Book Review: The Furious Longing of God

Every once in a while, a theme gets hammered into my psyche by repeated, seemingly coincidental exposure. Sunday morning's sermon was centered on the love chapter in 1 Corinthians 13. Our congregation was reminded of God's intense, unwavering love for us and further, of His desire that we go on to express that same love to others, not just the ones who are easy to love (even the pagans do that), but the most unlovable ones. It was an inspiring time of worship.

Then, I came home and my boys packed up to leave for a brief trip to Holiday World. Following their departure I sat in our quiet house, enjoying the calm and attempting (unsuccessfully) to make my failing laptop work. In frustration, I gave up and decided to simply open up my Kindle library (on my laptop) and read one of the many books I keep meaning to get to. I opened up the most recent acquisition, this book by Brennan Manning, called The Furious Longing of God.

This brief book cemented even further an understanding of the depth of God's love for me, even when I don't feel that I deserve it, even when I am at my most despicable. He loves me, even me! What a marvelous revelation.

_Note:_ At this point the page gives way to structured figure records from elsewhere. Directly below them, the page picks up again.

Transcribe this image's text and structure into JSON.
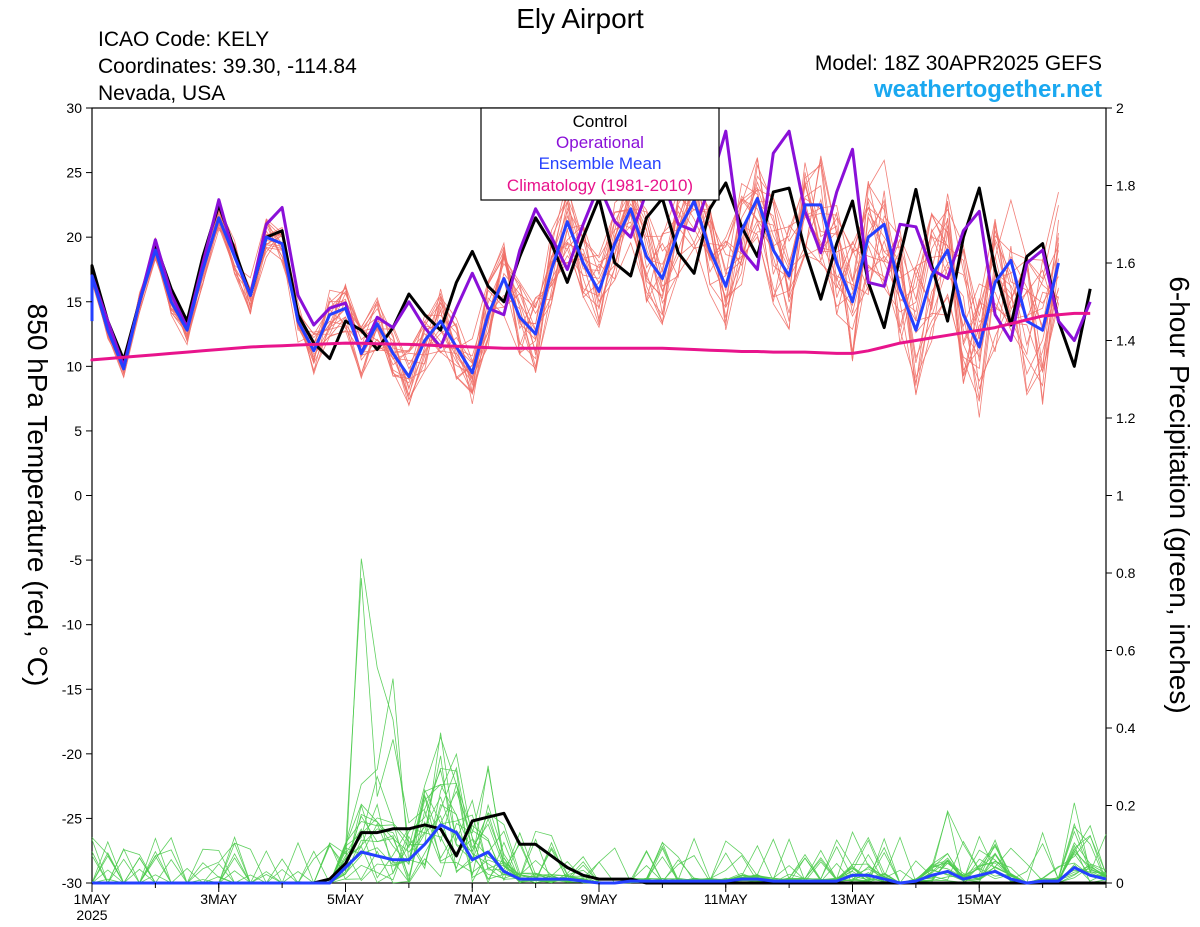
{
  "header": {
    "title": "Ely Airport",
    "icao": "ICAO Code: KELY",
    "coords": "Coordinates: 39.30, -114.84",
    "region": "Nevada, USA",
    "model": "Model: 18Z 30APR2025 GEFS",
    "site": "weathertogether.net"
  },
  "colors": {
    "control": "#000000",
    "operational": "#8a10d8",
    "ensemble_mean": "#2440ff",
    "climatology": "#e8148c",
    "members_temp": "#f07068",
    "members_precip": "#4ecb4e",
    "site_link": "#1aa8f0"
  },
  "chart_data": {
    "type": "line",
    "title": "Ely Airport",
    "ylabel_left": "850 hPa Temperature (red, °C)",
    "ylabel_right": "6-hour Precipitation (green, inches)",
    "ylim_left": [
      -30,
      30
    ],
    "ylim_right": [
      0,
      2
    ],
    "yticks_left": [
      30,
      25,
      20,
      15,
      10,
      5,
      0,
      -5,
      -10,
      -15,
      -20,
      -25,
      -30
    ],
    "yticks_right": [
      2,
      1.8,
      1.6,
      1.4,
      1.2,
      1,
      0.8,
      0.6,
      0.4,
      0.2,
      0
    ],
    "x_unit": "days since 1 May 2025 00Z",
    "xlim": [
      0,
      16
    ],
    "x_ticks": [
      {
        "x": 0,
        "label": "1MAY",
        "sub": "2025"
      },
      {
        "x": 2,
        "label": "3MAY"
      },
      {
        "x": 4,
        "label": "5MAY"
      },
      {
        "x": 6,
        "label": "7MAY"
      },
      {
        "x": 8,
        "label": "9MAY"
      },
      {
        "x": 10,
        "label": "11MAY"
      },
      {
        "x": 12,
        "label": "13MAY"
      },
      {
        "x": 14,
        "label": "15MAY"
      }
    ],
    "legend": [
      "Control",
      "Operational",
      "Ensemble Mean",
      "Climatology (1981-2010)"
    ],
    "legend_position": "top-center",
    "grid": false,
    "series": [
      {
        "name": "Control",
        "axis": "left",
        "x_start": -0.25,
        "x_step": 0.25,
        "values": [
          14.5,
          17.8,
          13.5,
          10.5,
          15,
          19.5,
          16,
          13.5,
          18.5,
          22.5,
          19,
          15.5,
          20,
          20.5,
          14,
          11.8,
          10.6,
          13.5,
          12.8,
          11.3,
          13,
          15.6,
          14,
          12.8,
          16.5,
          18.9,
          16.2,
          15,
          18.5,
          21.5,
          19.5,
          16.5,
          20,
          23,
          18,
          17,
          21.5,
          23,
          18.8,
          17.2,
          22.2,
          24.2,
          20.8,
          18.5,
          23.5,
          23.8,
          19,
          15.2,
          19.5,
          22.8,
          16.5,
          13,
          18.5,
          23.7,
          17.8,
          13.5,
          20,
          23.8,
          17.5,
          13.2,
          18.5,
          19.5,
          13.5,
          10,
          16
        ]
      },
      {
        "name": "Operational",
        "axis": "left",
        "x_start": -0.25,
        "x_step": 0.25,
        "values": [
          14,
          17,
          13.5,
          10,
          15,
          19.8,
          15.6,
          13,
          18,
          22.9,
          18.5,
          15.5,
          21,
          22.3,
          15.5,
          13.2,
          14.5,
          14.9,
          11,
          13.8,
          13,
          15,
          13,
          11.5,
          14.5,
          17.2,
          14.5,
          14,
          19,
          22.2,
          20,
          17.5,
          21,
          24,
          21.2,
          20,
          23.5,
          24.5,
          21,
          20.5,
          24,
          28.2,
          19,
          17.5,
          26.5,
          28.2,
          22,
          18.8,
          23.5,
          26.8,
          16.5,
          16.2,
          21,
          20.8,
          17.5,
          16.8,
          20.5,
          22,
          14,
          12,
          18,
          19,
          13.5,
          12,
          15
        ]
      },
      {
        "name": "Ensemble Mean",
        "axis": "left",
        "x_start": -0.25,
        "x_step": 0.25,
        "values": [
          13.5,
          17,
          12.8,
          9.8,
          15,
          19,
          15,
          12.8,
          17.5,
          21.5,
          18.5,
          15.5,
          20,
          19.5,
          13.5,
          11.2,
          14,
          14.5,
          11,
          13.3,
          11,
          9.2,
          12,
          13.5,
          11.5,
          9.5,
          14,
          16.8,
          13.8,
          12.5,
          17.5,
          21.2,
          18,
          15.8,
          19.5,
          22.2,
          18.5,
          16.8,
          20.5,
          22.8,
          19,
          16.2,
          20.5,
          23,
          19,
          17,
          22.5,
          22.5,
          18,
          15,
          20,
          21,
          16,
          12.8,
          17,
          19,
          14,
          11.5,
          16.5,
          18.2,
          13.5,
          12.8,
          18
        ]
      },
      {
        "name": "Climatology (1981-2010)",
        "axis": "left",
        "x_start": -0.25,
        "x_step": 0.25,
        "values": [
          10.4,
          10.5,
          10.6,
          10.7,
          10.8,
          10.9,
          11,
          11.1,
          11.2,
          11.3,
          11.4,
          11.5,
          11.55,
          11.6,
          11.65,
          11.7,
          11.75,
          11.8,
          11.78,
          11.75,
          11.72,
          11.7,
          11.65,
          11.6,
          11.55,
          11.5,
          11.45,
          11.4,
          11.4,
          11.4,
          11.4,
          11.4,
          11.4,
          11.4,
          11.4,
          11.4,
          11.4,
          11.4,
          11.35,
          11.3,
          11.25,
          11.2,
          11.15,
          11.15,
          11.1,
          11.1,
          11.1,
          11.05,
          11,
          11,
          11.2,
          11.5,
          11.8,
          12,
          12.2,
          12.4,
          12.6,
          12.8,
          13,
          13.3,
          13.6,
          13.9,
          14,
          14.1,
          14.1
        ]
      },
      {
        "name": "Control",
        "axis": "right",
        "x_start": 0,
        "x_step": 0.25,
        "values": [
          0,
          0,
          0,
          0,
          0,
          0,
          0,
          0,
          0,
          0,
          0,
          0,
          0,
          0,
          0,
          0.01,
          0.05,
          0.13,
          0.13,
          0.14,
          0.14,
          0.15,
          0.14,
          0.07,
          0.16,
          0.17,
          0.18,
          0.1,
          0.1,
          0.07,
          0.04,
          0.02,
          0.01,
          0.01,
          0.01,
          0,
          0,
          0,
          0,
          0,
          0,
          0,
          0,
          0,
          0,
          0,
          0,
          0,
          0,
          0,
          0,
          0,
          0,
          0,
          0,
          0,
          0,
          0,
          0,
          0,
          0,
          0,
          0,
          0,
          0,
          0,
          0
        ]
      },
      {
        "name": "Ensemble Mean",
        "axis": "right",
        "x_start": 0,
        "x_step": 0.25,
        "values": [
          0,
          0,
          0,
          0,
          0,
          0,
          0,
          0,
          0,
          0,
          0,
          0,
          0,
          0,
          0,
          0,
          0.04,
          0.08,
          0.07,
          0.06,
          0.06,
          0.1,
          0.15,
          0.13,
          0.06,
          0.08,
          0.03,
          0.01,
          0.01,
          0.01,
          0.01,
          0.005,
          0,
          0,
          0.005,
          0.005,
          0.005,
          0.005,
          0.005,
          0.005,
          0.005,
          0.01,
          0.01,
          0.005,
          0.005,
          0.005,
          0.005,
          0.005,
          0.02,
          0.02,
          0.01,
          0,
          0.005,
          0.02,
          0.03,
          0.01,
          0.02,
          0.03,
          0.01,
          0,
          0.005,
          0.005,
          0.04,
          0.02,
          0.01,
          0.01,
          0.01
        ]
      }
    ]
  }
}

As Manning writes: "The revolutionary thinking that God loves me as I am and not as I should be requires radical rethinking and profound emotional readjustment." He asserts that it is easier for people to believe that God exists than it is for them to believe that God loves them. Yet, it is true that "He loves me whether in a state of grace or disgrace."

Later, in talking of the power we have to heal someone else with our affirming love, seeing in them what they cannot see in themselves, he writes, "Lodged in your heart is the power to walk into somebody's life and give him or her what the bright Paul Tillich called 'the courage to be'." What a great commission!

He goes on. After talking about the healing found in the story of Don Quixote and Dulcinea, Manning writes: "The question is not can we heal? The question, the only question, is will we let the healing power of the risen Jesus flow through us to reach and touch others, so that they may dream and fight and bear and run where the brave dare not go?"

What an opportunity lies before each and every one, to rise to the occasion and be the conveyor of a moment of healing in the life of another. I want to not only experience the unfathomable love of God but also extend that love to others in ways that produces great healing in their lives!